50 years of coasters – 2018
Another incredible year on the cards and it feels like a surprisingly long time ago to me. I suppose with all the mess that has been going on recently, those care free travel times that I associate with 2018 are nothing but a distant memory. The 10 today are a strong showing from pretty much all of the most well established ride designers in these lists by now, a well rounded bunch with plenty to offer.
There was another surge in B&M wing coaster popularity and it was a big year for the manufacturer all round, with an impressive 7 coaster installations worldwide, their most since 2002. China continues to lead the charge in filling those order books and an all-new-for-2018 park in the gorgeous Yunnan Province opted for this striking design as their star attraction. It’s a mostly graceful experience with some particularly drawn out inversion-based thrills that is only enhanced by some impressive and ambitious theming, which we’ve come to expect by default from Chinese parks by now.
Over in Europe, this up and coming Dutch park had lofty ambitions of their own and it was quite the surprise when Toverland announced that they were going for such a premium product. The coaster itself and the new land in which it resides was a stunning achievement, though for some reason I can’t stop thinking about how great the queueline was.
My primary fondness from this ride comes with the blatantly obvious way in which it shows off the effects of a minimalist restraint. Most of the namesake ‘hang’ in the ride comes from a holding brake that follows the vertical lift hill, which points riders down towards the ground at an impressively steep angle, with nothing holding them in place but a comfy lap bar. It’s a wonderful feeling of freedom that I hope to see a lot more of in future.
Case in point with the B&M dive coaster, although they’ve managed to dominate the holding brake game over the years with their near-vertical first drops. Vests leave a little to be desired in comparison to the above, but the subsequent coaster of Valkyria is full on, fantastic and, for me, quite a leap forward for this ride type.
The Gravity Group continued to defy gravity with their compact designs. A mere 50ft of height on Wood Express is somehow able to offer a fast paced, highly varied and thrilling ride with far more airtime than seems physically possible.
2018 was a big year for the UK with not one, but two major attractions that were real head turners and had the potential to make a major difference to the local amusement park landscape. We may be a bit of a miserable and spoiled bunch, but it felt like that hadn’t really happened since the ’90s. Icon was the standout for me, comfortably cementing itself as my favourite coaster on home turf, earning such strong praise as ‘the only one I want to go back for’.

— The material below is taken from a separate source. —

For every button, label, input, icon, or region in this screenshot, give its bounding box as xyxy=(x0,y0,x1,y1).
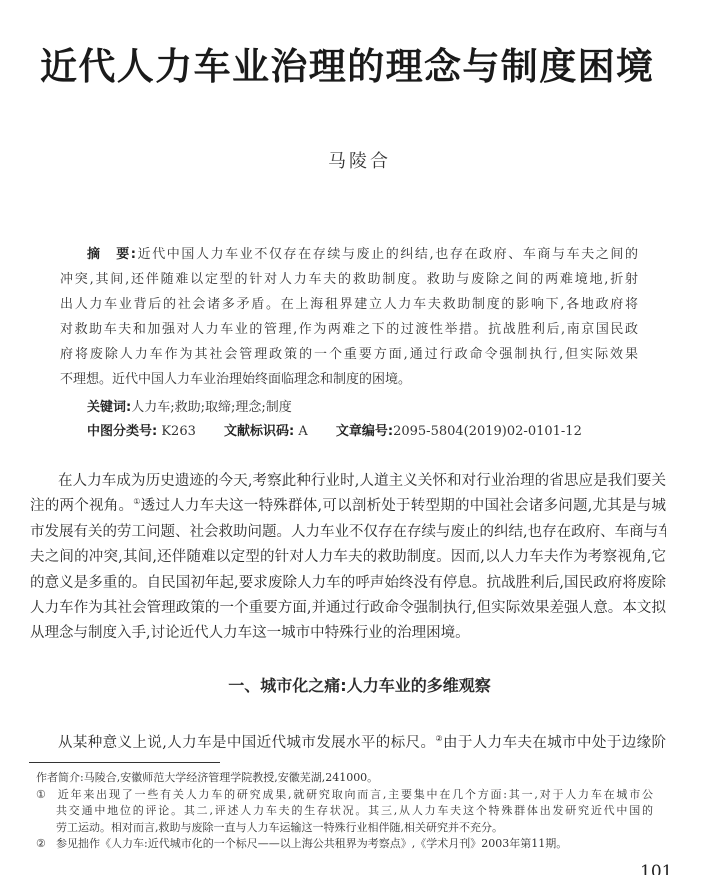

Meanwhile America were being treated to their usual slew of world class attractions, mostly at the hands of RMC when we look at 2018. This Raptor design was like nothing we had seen before, a revolutionary ride system that also holds it’s own amongst the best of the best in the world rather than just being a bit of a quirk. Straddling the single-rail track and being subjected to some of the manufacturer’s finest forces is a surreal experience, and a welcome one.
This might well have been the year that secured them with true legendary status as manufacturers. Since 2011 it had seemed that they could do no wrong and this was also their busiest year to date. Comparatively, Twisted Cyclone is tiny, but that doesn’t stop it from treating you to a whole host of amazing manouevres throughout the slightly stunted ride time.

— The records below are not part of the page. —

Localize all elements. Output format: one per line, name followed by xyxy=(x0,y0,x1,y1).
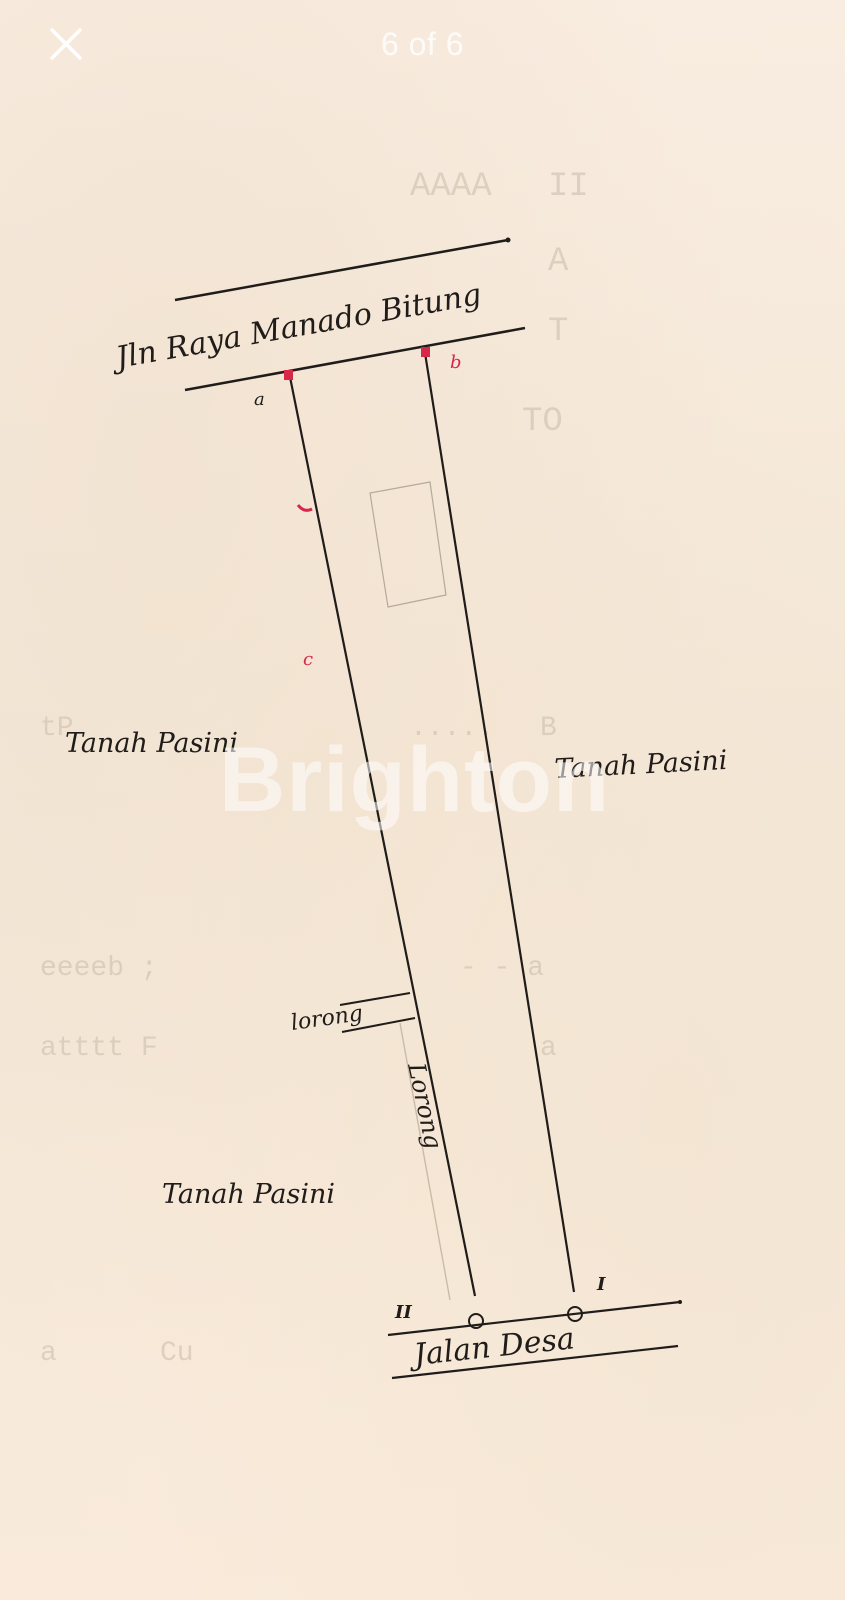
point-I-label: I xyxy=(596,1274,606,1295)
alley-vertical-label: Lorong xyxy=(402,1059,448,1151)
svg-text:atttt F: atttt F xyxy=(40,1033,158,1064)
svg-text:- - a: - - a xyxy=(460,953,544,984)
svg-text:TO: TO xyxy=(522,403,563,441)
svg-text:eeeeb ;: eeeeb ; xyxy=(40,953,158,984)
svg-text:II: II xyxy=(548,168,589,206)
plot-left-boundary xyxy=(290,377,475,1296)
svg-text:a: a xyxy=(40,1338,57,1369)
corner-a-label: a xyxy=(254,389,265,410)
svg-text:T: T xyxy=(548,313,568,351)
red-tick-mark xyxy=(298,505,312,510)
svg-text:Cu: Cu xyxy=(160,1338,194,1369)
watermark: Brighton xyxy=(0,728,837,833)
mark-c-label: c xyxy=(303,649,313,670)
svg-text:a: a xyxy=(540,1033,557,1064)
point-II-label: II xyxy=(394,1302,412,1323)
viewer-top-bar: 6 of 6 xyxy=(0,0,845,92)
svg-text:AAAA: AAAA xyxy=(410,168,492,206)
image-counter: 6 of 6 xyxy=(0,26,845,63)
red-corner-mark-b xyxy=(421,347,430,357)
building-outline xyxy=(370,482,446,607)
red-corner-mark-a xyxy=(284,370,293,380)
left-neighbor-lower-label: Tanah Pasini xyxy=(162,1179,335,1210)
svg-text:A: A xyxy=(548,243,569,281)
corner-b-label: b xyxy=(450,352,462,373)
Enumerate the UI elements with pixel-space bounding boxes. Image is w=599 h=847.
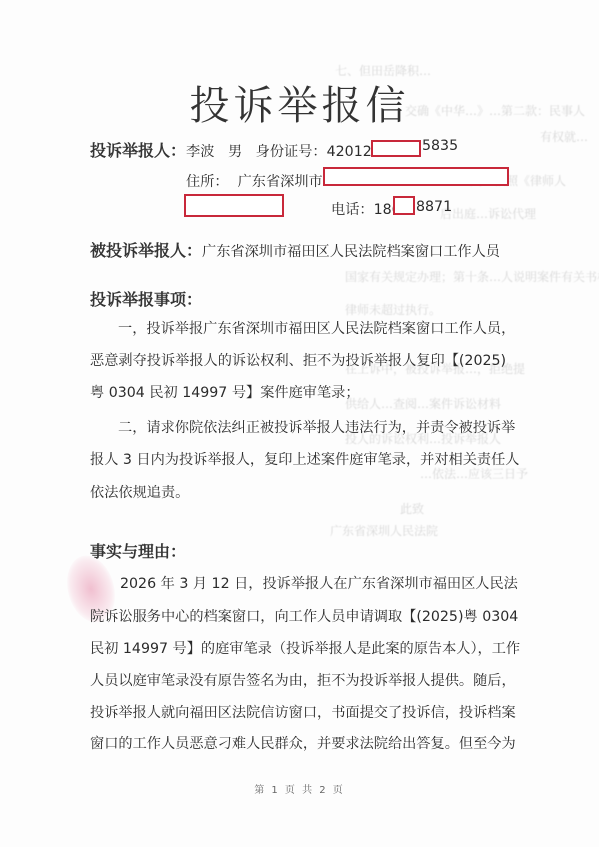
document-page: 七、但田岳降积… 交确《中华…》…第二款：民事人 有权就… 人…依照《律师人 后… [0, 0, 599, 847]
matters-line: 依法依规追责。 [90, 482, 189, 502]
matters-line: 粤 0304 民初 14997 号】案件庭审笔录； [90, 382, 360, 402]
phone-line: 电话：186 [331, 199, 401, 219]
bleed-through-text: 律师未超过执行。 [345, 301, 441, 318]
respondent-line: 被投诉举报人：广东省深圳市福田区人民法院档案窗口工作人员 [90, 238, 500, 261]
matters-heading: 投诉举报事项： [90, 287, 202, 310]
bleed-through-text: 广东省深圳人民法院 [330, 522, 438, 539]
redaction-box-id [371, 140, 421, 157]
complainant-gender: 男 [228, 144, 242, 160]
page-footer: 第 1 页 共 2 页 [0, 781, 599, 796]
facts-line: 民初 14997 号】的庭审笔录（投诉举报人是此案的原告本人），工作 [90, 638, 520, 658]
document-title: 投诉举报信 [0, 74, 599, 131]
facts-heading: 事实与理由： [90, 539, 186, 562]
complainant-label: 投诉举报人： [90, 141, 186, 160]
phone-suffix: 8871 [416, 199, 452, 215]
phone-label: 电话： [331, 202, 374, 218]
respondent-value: 广东省深圳市福田区人民法院档案窗口工作人员 [202, 244, 500, 260]
matters-line: 报人 3 日内为投诉举报人，复印上述案件庭审笔录，并对相关责任人 [90, 449, 520, 469]
matters-line: 恶意剥夺投诉举报人的诉讼权利、拒不为投诉举报人复印【(2025) [90, 350, 506, 370]
bleed-through-text: 此致 [400, 500, 424, 517]
facts-line: 人员以庭审笔录没有原告签名为由，拒不为投诉举报人提供。随后， [90, 670, 516, 690]
redaction-box-address [323, 167, 509, 186]
redaction-box-address-detail [184, 194, 284, 217]
complainant-line: 投诉举报人：李波 男 身份证号：420122 [90, 138, 381, 161]
facts-line: 窗口的工作人员恶意刁难人民群众，并要求法院给出答复。但至今为 [90, 733, 516, 753]
address-line: 住所： 广东省深圳市 [186, 171, 323, 191]
id-suffix: 5835 [422, 138, 458, 154]
complainant-name: 李波 [186, 144, 214, 160]
address-label: 住所： [186, 174, 229, 190]
matters-line: 一，投诉举报广东省深圳市福田区人民法院档案窗口工作人员， [118, 318, 515, 338]
matters-line: 二，请求你院依法纠正被投诉举报人违法行为，并责令被投诉举 [118, 417, 515, 437]
id-label: 身份证号： [256, 144, 327, 160]
respondent-label: 被投诉举报人： [90, 241, 202, 260]
facts-line: 投诉举报人就向福田区法院信访窗口，书面提交了投诉信，投诉档案 [90, 702, 516, 722]
bleed-through-text: 后出庭…诉讼代理 [440, 205, 536, 222]
address-prefix: 广东省深圳市 [238, 174, 323, 190]
bleed-through-text: 供给人…查阅…案件诉讼材料 [345, 395, 501, 412]
redaction-box-phone [393, 196, 415, 215]
facts-line: 院诉讼服务中心的档案窗口，向工作人员申请调取【(2025)粤 0304 [90, 606, 518, 626]
bleed-through-text: 国家有关规定办理；第十条…人说明案件有关书材 [345, 268, 599, 285]
facts-line: 2026 年 3 月 12 日，投诉举报人在广东省深圳市福田区人民法 [120, 573, 518, 593]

Almost all quiet on the Intamin front, but they went and knocked out something extra special in Poland. What has quickly become known as the world’s fastest growing amusement park really stepped their game up by splashing out on a 250ft hyper coaster that really put them on the map. The trains come with a similar winged seating design to that of Intamin’s finest and though it doesn’t quite produce the same extremes as those, it’s easily one of Europe’s best.
The bigger of the Twisted twins (no, not these) was superior for me. Unlike the cyclone, the timbers have plenty of prime ride time that is packed with some really powerful punches. The sequence of 3 camelbacks is one of the most sublime moments I can think of on any coaster and there’s so many more surprises along the way with this masterful design.
Elsewhere I can see that there are a few other potential threats.
The glaring hole in this list is of course Steel Vengeance, which has become ubiquitous with the phrase ‘best rollercoaster in the world’. As if RMC didn’t dominate the year enough already, surely their largest and most popular creation yet will deliver the knockout blow when I finally get around to it.
Heaven’s Wing is yet another (Chinese) B&M wing coaster with at least as much potential as the others already present.
I probably should mention Hyper Coaster, although I feel like I wouldn’t include it in the list for being a clone in this hotly contested era, even if it is a particularly spectacular one. I already applied the same (flawed) logic to my favourite Jungle Trailblazer that was copied this year.
Steel Dolphin looks like a lot of fun, on the smaller end of the Intamin multi-launch scale. I don’t think they can do much wrong with that hardware at this stage.
I don’t know if I want Time Traveler more or less, now that I’ve experienced the extremes of the Mack Xtreme Spinner first hand. Surely it can’t be game-changing for me twice in a row. Even if it can’t live up to the follow up, it will undoubtedly be a quality ride.